Battle for the top job at the IMF has intensified as a group of leading emerging economies attacked Europe's "obsolete" grip on the position ahead of an expected declaration from French finance minister Christine Lagarde that she wants to be head of the organisation on Wednesday.
The Bric nations - Brazil, Russia, India and China - along with South Africa said in a rare joint statement that the choice of managing director on the basis of nationality undermines the legitimacy of the International Monetary Fund, and stressed it should be based on competence.
"The recent financial crisis which erupted in developed countries, underscored the urgency of reforming international financial institutions so as to reflect the growing role of developing countries in the world economy," they said. They called for the end of the "obsolete unwritten convention that requires that the head of the IMF be necessarily from Europe," which dates back to the founding of the agency at the end of the second world war. The top job at the IMF usually goes to a European while an American leads its sister organisation, the World Bank.
From India
India's top candidate for the vacant managing director role at the IMF has been ruled out because he is too old, New Delhi's representative at the lender has said.

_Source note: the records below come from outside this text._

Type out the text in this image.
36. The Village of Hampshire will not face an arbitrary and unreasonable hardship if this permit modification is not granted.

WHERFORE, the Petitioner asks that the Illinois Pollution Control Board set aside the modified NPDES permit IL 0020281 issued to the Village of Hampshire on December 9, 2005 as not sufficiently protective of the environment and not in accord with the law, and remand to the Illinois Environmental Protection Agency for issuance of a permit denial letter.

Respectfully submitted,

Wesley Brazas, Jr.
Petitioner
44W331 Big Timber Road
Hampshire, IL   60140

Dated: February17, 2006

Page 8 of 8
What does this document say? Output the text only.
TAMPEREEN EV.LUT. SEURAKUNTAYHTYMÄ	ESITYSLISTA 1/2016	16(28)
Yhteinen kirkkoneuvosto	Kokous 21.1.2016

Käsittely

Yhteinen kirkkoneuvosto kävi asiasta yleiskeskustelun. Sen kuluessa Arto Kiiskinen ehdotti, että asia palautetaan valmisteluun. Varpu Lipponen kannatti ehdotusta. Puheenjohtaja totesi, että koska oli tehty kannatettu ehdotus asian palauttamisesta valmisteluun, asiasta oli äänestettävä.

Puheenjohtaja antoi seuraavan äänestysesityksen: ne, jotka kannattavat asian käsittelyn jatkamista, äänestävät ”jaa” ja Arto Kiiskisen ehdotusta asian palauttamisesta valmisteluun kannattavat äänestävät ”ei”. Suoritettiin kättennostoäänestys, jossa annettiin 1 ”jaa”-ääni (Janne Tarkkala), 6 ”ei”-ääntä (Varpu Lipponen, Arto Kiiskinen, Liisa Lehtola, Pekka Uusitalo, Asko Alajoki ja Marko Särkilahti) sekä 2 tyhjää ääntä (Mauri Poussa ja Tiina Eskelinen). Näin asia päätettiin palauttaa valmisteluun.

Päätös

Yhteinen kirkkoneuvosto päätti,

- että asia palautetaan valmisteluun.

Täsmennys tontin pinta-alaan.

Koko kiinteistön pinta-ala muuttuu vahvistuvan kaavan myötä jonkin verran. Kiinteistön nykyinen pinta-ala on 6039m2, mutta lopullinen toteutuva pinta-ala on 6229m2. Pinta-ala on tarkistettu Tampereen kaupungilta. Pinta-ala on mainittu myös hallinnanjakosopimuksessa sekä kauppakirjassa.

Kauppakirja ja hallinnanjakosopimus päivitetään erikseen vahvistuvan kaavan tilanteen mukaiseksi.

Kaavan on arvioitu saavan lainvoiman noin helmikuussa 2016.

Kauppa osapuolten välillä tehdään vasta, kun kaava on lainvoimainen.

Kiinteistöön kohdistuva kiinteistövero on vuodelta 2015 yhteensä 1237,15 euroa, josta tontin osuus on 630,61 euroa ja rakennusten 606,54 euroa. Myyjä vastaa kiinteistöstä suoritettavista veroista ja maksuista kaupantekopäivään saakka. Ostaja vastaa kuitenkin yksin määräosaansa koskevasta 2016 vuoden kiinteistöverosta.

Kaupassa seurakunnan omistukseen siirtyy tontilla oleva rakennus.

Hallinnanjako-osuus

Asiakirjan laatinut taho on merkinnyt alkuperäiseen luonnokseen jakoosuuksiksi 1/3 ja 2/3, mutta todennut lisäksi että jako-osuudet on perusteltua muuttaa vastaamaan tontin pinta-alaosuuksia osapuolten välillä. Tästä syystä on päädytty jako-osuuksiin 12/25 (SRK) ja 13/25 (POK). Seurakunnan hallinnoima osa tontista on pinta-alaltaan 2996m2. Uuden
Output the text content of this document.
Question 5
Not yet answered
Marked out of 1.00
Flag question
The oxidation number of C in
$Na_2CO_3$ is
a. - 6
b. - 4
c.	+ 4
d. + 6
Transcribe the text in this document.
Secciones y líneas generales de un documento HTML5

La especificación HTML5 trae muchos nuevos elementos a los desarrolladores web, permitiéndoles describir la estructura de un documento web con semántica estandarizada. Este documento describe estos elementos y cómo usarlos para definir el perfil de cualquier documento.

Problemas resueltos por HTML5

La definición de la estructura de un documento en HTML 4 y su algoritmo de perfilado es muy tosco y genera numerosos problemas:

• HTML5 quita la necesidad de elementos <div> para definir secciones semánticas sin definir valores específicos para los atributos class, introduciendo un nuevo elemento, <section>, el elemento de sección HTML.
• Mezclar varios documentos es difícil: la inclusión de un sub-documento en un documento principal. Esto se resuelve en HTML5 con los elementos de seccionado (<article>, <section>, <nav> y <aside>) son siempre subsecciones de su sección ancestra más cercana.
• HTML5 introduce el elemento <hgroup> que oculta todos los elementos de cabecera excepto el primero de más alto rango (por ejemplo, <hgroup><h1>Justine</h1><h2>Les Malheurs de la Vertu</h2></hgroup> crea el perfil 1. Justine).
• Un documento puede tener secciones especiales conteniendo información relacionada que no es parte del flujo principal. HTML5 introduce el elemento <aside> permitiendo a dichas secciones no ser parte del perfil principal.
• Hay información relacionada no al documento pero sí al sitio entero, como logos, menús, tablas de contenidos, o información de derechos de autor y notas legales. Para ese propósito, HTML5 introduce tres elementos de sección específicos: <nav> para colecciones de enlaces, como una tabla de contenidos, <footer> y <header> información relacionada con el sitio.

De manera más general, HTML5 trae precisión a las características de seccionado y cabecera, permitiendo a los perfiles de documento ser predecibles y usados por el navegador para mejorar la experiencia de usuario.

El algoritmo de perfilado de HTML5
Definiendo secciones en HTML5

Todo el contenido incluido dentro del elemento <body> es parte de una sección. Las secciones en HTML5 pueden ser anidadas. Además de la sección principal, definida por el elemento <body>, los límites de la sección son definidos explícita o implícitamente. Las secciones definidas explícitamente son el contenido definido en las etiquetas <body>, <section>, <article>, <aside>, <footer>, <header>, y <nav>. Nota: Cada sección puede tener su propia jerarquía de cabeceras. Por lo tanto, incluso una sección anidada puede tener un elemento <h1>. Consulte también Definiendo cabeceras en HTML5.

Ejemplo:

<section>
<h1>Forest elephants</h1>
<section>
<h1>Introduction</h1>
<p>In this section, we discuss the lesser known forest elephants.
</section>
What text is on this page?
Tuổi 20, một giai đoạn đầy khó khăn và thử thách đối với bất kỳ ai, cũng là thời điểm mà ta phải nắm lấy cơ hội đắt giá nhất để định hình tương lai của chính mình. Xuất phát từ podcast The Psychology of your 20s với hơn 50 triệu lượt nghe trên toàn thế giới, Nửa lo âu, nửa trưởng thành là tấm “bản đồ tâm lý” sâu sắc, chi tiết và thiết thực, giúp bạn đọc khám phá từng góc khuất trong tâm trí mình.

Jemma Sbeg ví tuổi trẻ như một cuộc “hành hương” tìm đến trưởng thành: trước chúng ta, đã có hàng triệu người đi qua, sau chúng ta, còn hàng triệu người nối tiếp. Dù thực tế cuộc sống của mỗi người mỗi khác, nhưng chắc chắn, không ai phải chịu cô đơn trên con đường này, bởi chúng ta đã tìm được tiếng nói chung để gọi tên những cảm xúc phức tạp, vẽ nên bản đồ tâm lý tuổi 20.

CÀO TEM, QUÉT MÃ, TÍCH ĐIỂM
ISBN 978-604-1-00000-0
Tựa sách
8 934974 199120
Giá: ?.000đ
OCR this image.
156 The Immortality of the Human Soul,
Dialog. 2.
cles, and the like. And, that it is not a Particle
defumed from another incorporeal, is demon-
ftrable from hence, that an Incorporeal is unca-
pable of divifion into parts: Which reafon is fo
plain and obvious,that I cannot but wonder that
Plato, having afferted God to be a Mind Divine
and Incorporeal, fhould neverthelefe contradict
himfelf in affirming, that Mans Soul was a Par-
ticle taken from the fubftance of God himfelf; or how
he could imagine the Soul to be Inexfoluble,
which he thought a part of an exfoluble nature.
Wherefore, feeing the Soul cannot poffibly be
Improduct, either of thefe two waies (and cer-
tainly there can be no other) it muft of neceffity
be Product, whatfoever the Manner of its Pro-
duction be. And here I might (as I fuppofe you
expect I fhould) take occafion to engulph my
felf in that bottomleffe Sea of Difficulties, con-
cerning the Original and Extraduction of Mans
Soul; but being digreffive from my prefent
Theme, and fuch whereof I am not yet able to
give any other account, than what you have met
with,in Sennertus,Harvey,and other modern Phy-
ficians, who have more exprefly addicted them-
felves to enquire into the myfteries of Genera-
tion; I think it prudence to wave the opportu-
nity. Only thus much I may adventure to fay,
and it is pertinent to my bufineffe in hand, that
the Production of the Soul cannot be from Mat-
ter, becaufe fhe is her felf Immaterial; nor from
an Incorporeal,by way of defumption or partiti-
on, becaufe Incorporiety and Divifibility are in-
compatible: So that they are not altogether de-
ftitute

IMF executive director Arvind Virmani said senior Indian economic adviser Montek Singh Ahluwalia was a fine candidate, but he was over the International Monetary Fund's age limit of 65.
"He has excellent qualifications, but will not qualify because of the current bylaw of the IMF which states the candidate must be 65 years of age or below," Virmani told India's NDTV news channel in a broadcast aired Wednesday.
No other possible Indian candidate aside from 68-year-old Ahluwalia, a former IMF executive who helped spearhead India's liberalisation drive, has surfaced.
Virmani's comments were aired a day after India and the world's other large emerging economies slammed Europe's push to lock up the IMF job, calling its hold on the position "obsolete.
Lagarde has played a key role in protecting France's financial system since the crisis struck, but she faces a possible legal probe of her role in a payout to Bernard Tapie, a prominent French businessman, to settle a dispute with a state-owned bank in 2008.
Mexico has nominated its central bank chief, Agustin Carstens, for the IMF role. Former South African finance minister Trevor Manual has been mooted as a possible candidate, although he is currently involved in a racism row which would undermine his diplomatic credentials, and Russia has said it would back Kazakhstan's central bank chief, Grigory Marchenko.